Air hangat dari shower tidak semenyengat beberapa waktu lalu, ketika lecet-lecet Mingyu masih begitu baru. Luka menyulitkannya menyabun badan dan membasuh diri; bukan hal sepele untuk seorang remaja yang sedang sangat emosional. Ia bersimpuh menyedihkan di bawah pancuran dan menangis di tengah gempuran nyeri, meratapi nasib buruk juga seluruh jalan keluar yang terhalang. Sekarang, segala pikiran buruk teramplifikasi dan membaur tak karuan, jadi dengan sengaja, Mingyu menekan paksa tombol atur ulang, mengosongkan otak. Kepalanya seketika terasa seringan angin.

Pertanyaan pertama yang muncul setelah benak Mingyu dibersihkan menggema hingga ia keluar kamar mandi.

"Buat apa memegangi kebencian dan dendam kalau tanpa itu saja, kita sudah tersiksa sekali?"

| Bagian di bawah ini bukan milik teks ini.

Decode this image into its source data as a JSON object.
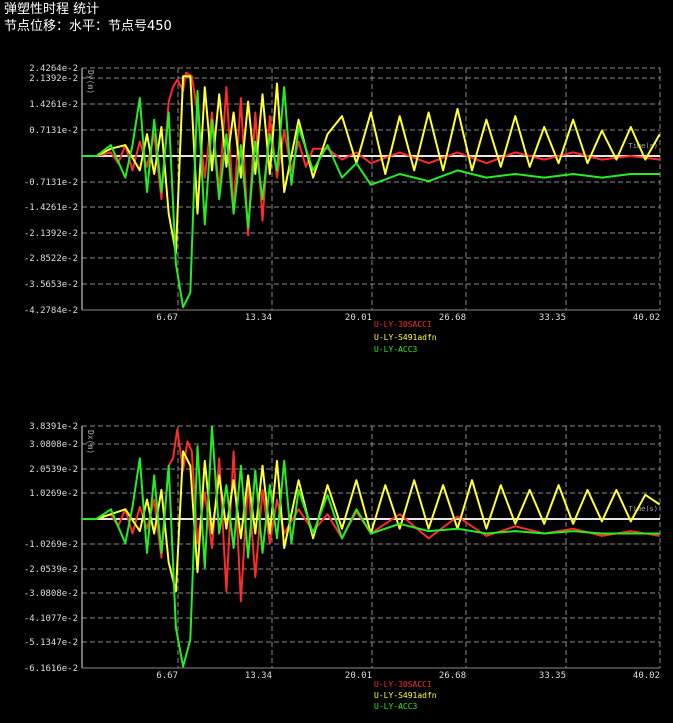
{
  "header": {
    "title": "弹塑性时程 统计",
    "subtitle": "节点位移：水平：节点号450"
  },
  "colors": {
    "red": "#ff2a2a",
    "yellow": "#ffff33",
    "green": "#22ee22",
    "grid": "#8a8a8a",
    "zero": "#e6e6e6"
  },
  "chart_data": [
    {
      "type": "line",
      "ylabel": "Dy(m)",
      "xlabel": "Time(s)",
      "x_ticks": [
        "6.67",
        "13.34",
        "20.01",
        "26.68",
        "33.35",
        "40.02"
      ],
      "y_ticks": [
        "2.4264e-2",
        "2.1392e-2",
        "1.4261e-2",
        "0.7131e-2",
        "-0.7131e-2",
        "-1.4261e-2",
        "-2.1392e-2",
        "-2.8522e-2",
        "-3.5653e-2",
        "-4.2784e-2"
      ],
      "xlim": [
        0,
        40.02
      ],
      "ylim": [
        -0.042784,
        0.024264
      ],
      "legend": [
        "U-LY-30SACC1",
        "U-LY-S491adfn",
        "U-LY-ACC3"
      ],
      "series": [
        {
          "name": "U-LY-30SACC1",
          "color": "red",
          "x": [
            0,
            1,
            2,
            2.5,
            3,
            3.5,
            4,
            4.5,
            5,
            5.5,
            6,
            6.3,
            6.6,
            7,
            7.2,
            7.6,
            8,
            8.5,
            9,
            9.5,
            10,
            10.5,
            11,
            11.5,
            12,
            12.5,
            13,
            13.5,
            14,
            14.5,
            15,
            15.5,
            16,
            17,
            18,
            19,
            20,
            22,
            24,
            26,
            28,
            30,
            32,
            34,
            36,
            38,
            40
          ],
          "y": [
            0,
            0,
            0.001,
            -0.002,
            0.003,
            -0.004,
            0.004,
            -0.003,
            0.006,
            -0.012,
            0.015,
            0.019,
            0.021,
            0.018,
            0.023,
            0.022,
            0.012,
            -0.006,
            0.012,
            -0.01,
            0.019,
            -0.015,
            0.016,
            -0.022,
            0.012,
            -0.018,
            0.011,
            -0.006,
            0.007,
            -0.004,
            0.004,
            -0.003,
            0.002,
            0.002,
            -0.001,
            0.001,
            -0.002,
            0.001,
            -0.002,
            0.001,
            -0.002,
            0.001,
            -0.001,
            0.001,
            -0.001,
            0.0,
            -0.001
          ]
        },
        {
          "name": "U-LY-S491adfn",
          "color": "yellow",
          "x": [
            0,
            1,
            2,
            3,
            4,
            4.5,
            5,
            5.5,
            6,
            6.5,
            7,
            7.5,
            8,
            8.5,
            9,
            9.5,
            10,
            10.5,
            11,
            11.5,
            12,
            12.5,
            13,
            13.5,
            14,
            15,
            16,
            17,
            18,
            19,
            20,
            21,
            22,
            23,
            24,
            25,
            26,
            27,
            28,
            29,
            30,
            31,
            32,
            33,
            34,
            35,
            36,
            37,
            38,
            39,
            40
          ],
          "y": [
            0,
            0,
            0.002,
            0.003,
            -0.004,
            0.006,
            -0.005,
            0.008,
            -0.016,
            -0.027,
            0.022,
            0.022,
            -0.016,
            0.019,
            -0.004,
            0.017,
            -0.003,
            0.012,
            -0.006,
            0.015,
            -0.005,
            0.017,
            -0.005,
            0.02,
            -0.01,
            0.01,
            -0.006,
            0.006,
            0.011,
            -0.002,
            0.012,
            -0.005,
            0.011,
            -0.004,
            0.012,
            -0.004,
            0.013,
            -0.004,
            0.01,
            -0.003,
            0.011,
            -0.003,
            0.008,
            -0.002,
            0.01,
            -0.002,
            0.007,
            -0.001,
            0.008,
            -0.001,
            0.006
          ]
        },
        {
          "name": "U-LY-ACC3",
          "color": "green",
          "x": [
            0,
            1,
            2,
            3,
            3.5,
            4,
            4.5,
            5,
            5.5,
            6,
            6.5,
            7,
            7.5,
            8,
            8.5,
            9,
            9.5,
            10,
            10.5,
            11,
            11.5,
            12,
            12.5,
            13,
            13.5,
            14,
            14.5,
            15,
            16,
            17,
            18,
            19,
            20,
            22,
            24,
            26,
            28,
            30,
            32,
            34,
            36,
            38,
            40
          ],
          "y": [
            0,
            0,
            0.003,
            -0.006,
            0.003,
            0.016,
            -0.01,
            0.01,
            -0.01,
            0.012,
            -0.03,
            -0.042,
            -0.038,
            0.018,
            -0.019,
            0.01,
            -0.012,
            0.006,
            -0.016,
            0.003,
            -0.02,
            0.004,
            -0.012,
            0.006,
            -0.004,
            0.019,
            -0.008,
            0.008,
            -0.004,
            0.003,
            -0.006,
            -0.002,
            -0.008,
            -0.005,
            -0.007,
            -0.004,
            -0.006,
            -0.005,
            -0.006,
            -0.005,
            -0.006,
            -0.005,
            -0.005
          ]
        }
      ]
    },
    {
      "type": "line",
      "ylabel": "Dx(m)",
      "xlabel": "Time(s)",
      "x_ticks": [
        "6.67",
        "13.34",
        "20.01",
        "26.68",
        "33.35",
        "40.02"
      ],
      "y_ticks": [
        "3.8391e-2",
        "3.0808e-2",
        "2.0539e-2",
        "1.0269e-2",
        "-1.0269e-2",
        "-2.0539e-2",
        "-3.0808e-2",
        "-4.1077e-2",
        "-5.1347e-2",
        "-6.1616e-2"
      ],
      "xlim": [
        0,
        40.02
      ],
      "ylim": [
        -0.061616,
        0.038391
      ],
      "legend": [
        "U-LY-30SACC1",
        "U-LY-S491adfn",
        "U-LY-ACC3"
      ],
      "series": [
        {
          "name": "U-LY-30SACC1",
          "color": "red",
          "x": [
            0,
            1,
            2,
            2.5,
            3,
            3.5,
            4,
            4.5,
            5,
            5.5,
            6,
            6.3,
            6.6,
            7,
            7.3,
            7.6,
            8,
            8.5,
            9,
            9.5,
            10,
            10.5,
            11,
            11.5,
            12,
            12.5,
            13,
            13.5,
            14,
            15,
            16,
            17,
            18,
            19,
            20,
            22,
            24,
            26,
            28,
            30,
            32,
            34,
            36,
            38,
            40
          ],
          "y": [
            0,
            0,
            0.002,
            -0.003,
            0.004,
            -0.006,
            0.005,
            -0.004,
            0.008,
            -0.016,
            0.022,
            0.025,
            0.037,
            0.02,
            0.032,
            0.028,
            -0.01,
            0.011,
            -0.012,
            0.025,
            -0.03,
            0.028,
            -0.034,
            0.016,
            -0.024,
            0.012,
            -0.01,
            0.008,
            -0.006,
            0.004,
            -0.005,
            0.002,
            -0.008,
            0.003,
            -0.006,
            0.002,
            -0.008,
            0.001,
            -0.007,
            -0.003,
            -0.006,
            -0.004,
            -0.007,
            -0.005,
            -0.007
          ]
        },
        {
          "name": "U-LY-S491adfn",
          "color": "yellow",
          "x": [
            0,
            1,
            2,
            3,
            4,
            4.5,
            5,
            5.5,
            6,
            6.5,
            7,
            7.5,
            8,
            8.5,
            9,
            9.5,
            10,
            10.5,
            11,
            11.5,
            12,
            12.5,
            13,
            13.5,
            14,
            15,
            16,
            17,
            18,
            19,
            20,
            21,
            22,
            23,
            24,
            25,
            26,
            27,
            28,
            29,
            30,
            31,
            32,
            33,
            34,
            35,
            36,
            37,
            38,
            39,
            40
          ],
          "y": [
            0,
            0,
            0.002,
            0.004,
            -0.005,
            0.008,
            -0.006,
            0.012,
            -0.018,
            -0.03,
            0.028,
            0.022,
            -0.022,
            0.024,
            -0.006,
            0.018,
            -0.004,
            0.016,
            -0.008,
            0.018,
            -0.006,
            0.022,
            -0.006,
            0.024,
            -0.012,
            0.016,
            -0.008,
            0.014,
            -0.004,
            0.016,
            -0.006,
            0.014,
            -0.004,
            0.016,
            -0.004,
            0.014,
            -0.004,
            0.016,
            -0.004,
            0.014,
            -0.002,
            0.012,
            -0.002,
            0.014,
            -0.002,
            0.012,
            -0.001,
            0.012,
            -0.001,
            0.01,
            0.006
          ]
        },
        {
          "name": "U-LY-ACC3",
          "color": "green",
          "x": [
            0,
            1,
            2,
            3,
            3.5,
            4,
            4.5,
            5,
            5.5,
            6,
            6.5,
            7,
            7.5,
            8,
            8.5,
            9,
            9.5,
            10,
            10.5,
            11,
            11.5,
            12,
            12.5,
            13,
            13.5,
            14,
            14.5,
            15,
            16,
            17,
            18,
            19,
            20,
            22,
            24,
            26,
            28,
            30,
            32,
            34,
            36,
            38,
            40
          ],
          "y": [
            0,
            0,
            0.004,
            -0.01,
            0.005,
            0.025,
            -0.014,
            0.018,
            -0.014,
            0.022,
            -0.045,
            -0.061,
            -0.05,
            0.03,
            -0.02,
            0.038,
            -0.006,
            0.014,
            -0.012,
            0.022,
            -0.016,
            0.02,
            -0.014,
            0.014,
            -0.008,
            0.024,
            -0.01,
            0.012,
            -0.006,
            0.01,
            -0.008,
            0.004,
            -0.006,
            -0.002,
            -0.005,
            -0.004,
            -0.006,
            -0.005,
            -0.006,
            -0.005,
            -0.006,
            -0.006,
            -0.006
          ]
        }
      ]
    }
  ]
}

Seminggu setelah baku hantam di toilet pria, Mingyu mengajukan pertanyaan ini pada Jungkook yang mengurung diri—entah untuk keberapa kalinya—dalam ruang kesenian. Tema-tema lukisan si Jeon belum berubah: kematian, trauma psikologis, dan keputusasaan. Setelah kelas dibagi dua, Mingyu jadi menemukan buraian jantung, darah, dan elemen-elemen baru lainnya yang lebih mengerikan di bawah goresan kuas Jungkook. Ini menandakan semakin terganggunya pikiran sang pelukis, lalu seakan otomatis, kalimat tadi terlontar. Bukan cuma Jungkook; Mingyu sebenarnya juga menanyai dirinya sendiri.